Leadership Passages: The Personal and Professional Transitions That Make or Break a Leader (J-B US non-Franchise Leadership)

Breaking your frame of reference is not an easy task, but living in a foreign culture facilitates achieving this objective. Many business executives grow up in a corporation and develop strong, unconscious cultural biases. They are frustrated, surprised, and sometimes daunted to see first-hand that despite their relative sophistication about business and the world, out-of-awareness cultural values can impede communication, decision making, and the effort to lead people. They have experienced what CDR International Partner Stephen Rhinesmith, terms the “Epcot Center version of cross- cultural experiences,” that is, moving quickly through countries and observing differences is similar to the experience of moving through cultural pavilions at Disney World’s Epcot Center; the reality of living for some time in a country different from one’s own can create deep, fundamental change, both personally and professionally.

We all operate with certain assumptions about our companies, competitors, markets, and industries.

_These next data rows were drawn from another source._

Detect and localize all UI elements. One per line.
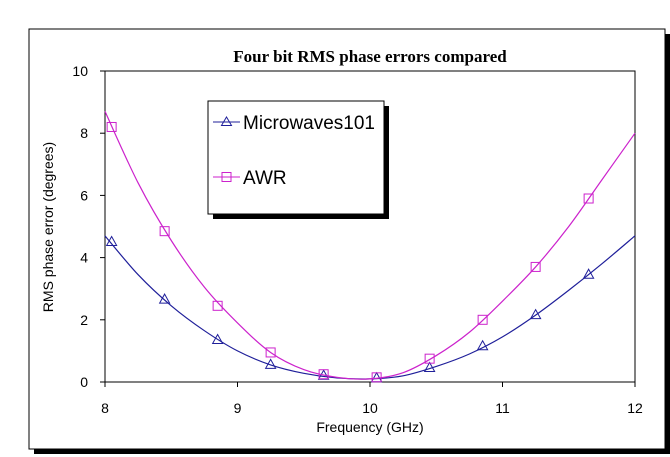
y-tick-label: 10	[72, 63, 88, 79]
data-point-awr	[318, 369, 329, 380]
legend-marker-square	[221, 172, 232, 182]
data-point-awr	[477, 314, 488, 325]
data-point-microwaves101	[211, 333, 224, 345]
data-point-awr	[371, 372, 382, 383]
data-point-microwaves101	[105, 235, 118, 247]
legend-box	[207, 100, 385, 215]
y-tick-label: 4	[80, 250, 88, 266]
legend-label-microwaves101: Microwaves101	[243, 113, 375, 134]
data-point-awr	[212, 300, 223, 311]
data-point-awr	[583, 193, 594, 204]
x-tick-label: 10	[362, 400, 378, 416]
x-tick-label: 11	[495, 400, 510, 416]
data-point-microwaves101	[264, 358, 277, 369]
y-tick-label: 6	[80, 187, 88, 203]
tick-marks	[100, 70, 636, 387]
data-point-awr	[265, 347, 276, 358]
series-line-awr	[104, 111, 636, 380]
data-point-microwaves101	[529, 308, 542, 320]
x-tick-labels: 8 9 10 11 12	[101, 400, 643, 416]
x-tick-label: 12	[627, 400, 643, 416]
data-point-awr	[159, 226, 170, 237]
y-tick-labels: 0 2 4 6 8 10	[72, 63, 88, 390]
x-tick-label: 9	[234, 400, 242, 416]
legend-label-awr: AWR	[243, 168, 287, 189]
data-point-awr	[424, 353, 435, 364]
y-tick-label: 0	[80, 374, 88, 390]
data-point-microwaves101	[582, 268, 595, 279]
y-tick-label: 8	[80, 125, 88, 141]
series-layer	[104, 111, 636, 383]
legend-marker-triangle	[220, 116, 233, 126]
legend: Microwaves101 AWR	[207, 100, 389, 219]
y-axis-title: RMS phase error (degrees)	[40, 142, 56, 312]
data-point-microwaves101	[476, 339, 489, 351]
data-point-microwaves101	[158, 293, 171, 304]
chart-title: Four bit RMS phase errors compared	[233, 47, 507, 66]
data-point-microwaves101	[423, 361, 436, 373]
y-tick-label: 2	[80, 312, 88, 328]
data-point-awr	[106, 121, 117, 132]
x-tick-label: 8	[101, 400, 109, 416]
data-point-awr	[530, 261, 541, 272]
x-axis-title: Frequency (GHz)	[316, 419, 423, 435]
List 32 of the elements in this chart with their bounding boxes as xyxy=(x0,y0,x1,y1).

It takes a frame-breaking experience—a direct challenge to these assumptions—to develop into a better leader. The professional passages create this adjustment in certain ways, and living abroad does it in another way. If you take full advantage of your time abroad, you’ll emerge with an expanded capacity for seeing things from multiple perspectives and an ability to work effectively with people who have ideas and approaches very different from your own.

To capitalize on your foreign experience, do the following:

Working in a foreign country provides training for assimilating, assessing, and adapting skills. Most people worry about committing a business or social faux pas because they don’t know the customs. They also become concerned about seeming incompetent because they don’t know how to navigate foreign bureaucracies, the transportation system, or even something as simple as ordering food at a restaurant.

When you’re in these situations, don’t panic. More important, don’t fear exposing your lack of knowledge by saying, “I don’t know” or by being reluctant to ask “dumb” questions. For leaders, the ability to expose one’s vulnerabilities by admitting to “not knowing” is a skill that creates a learning environment for others in any context. In a different country, as a leader you can practice the “don’t know everything” response and try to learn what you need to know and be willing to make mistakes. Order steak in a restaurant, receive a fish stew, and resolve to either try something new or learn the right words for what you want. Similarly, if you request a marketing plan and your direct report provides you with a plan that contains all manner of sidebars, digressions, or tangential information, don’t give in to frustration. Pay attention instead to the sidebars and digressions and see if that’s your direct report’s way of providing you with information you really need.

Through Action Learning programs and other global leadership training experiences, we’ve witnessed the positive impact of a foreign sojourn when people do the right things. Even though Action Learning only provides a short-term situation (a few weeks or a month in another country), it delivers long-term results. The program is purposely designed to force executives to rely on their own resources; they have to make their own travel plans and living arrangements, as well as meet a business challenge by figuring out the modus operandi of businesses and people in their country. Companies like Johnson & Johnson, GE, Novartis, and Diageo have similar global programs, deliberately placing their executives in countries where they don’t know the language, forbidding them some of the common support tools, and generally subjecting them to the adversity experienced by any first-time traveler to another land. This adversity demands that people gather information, be creative, and think through accepted practices and beliefs.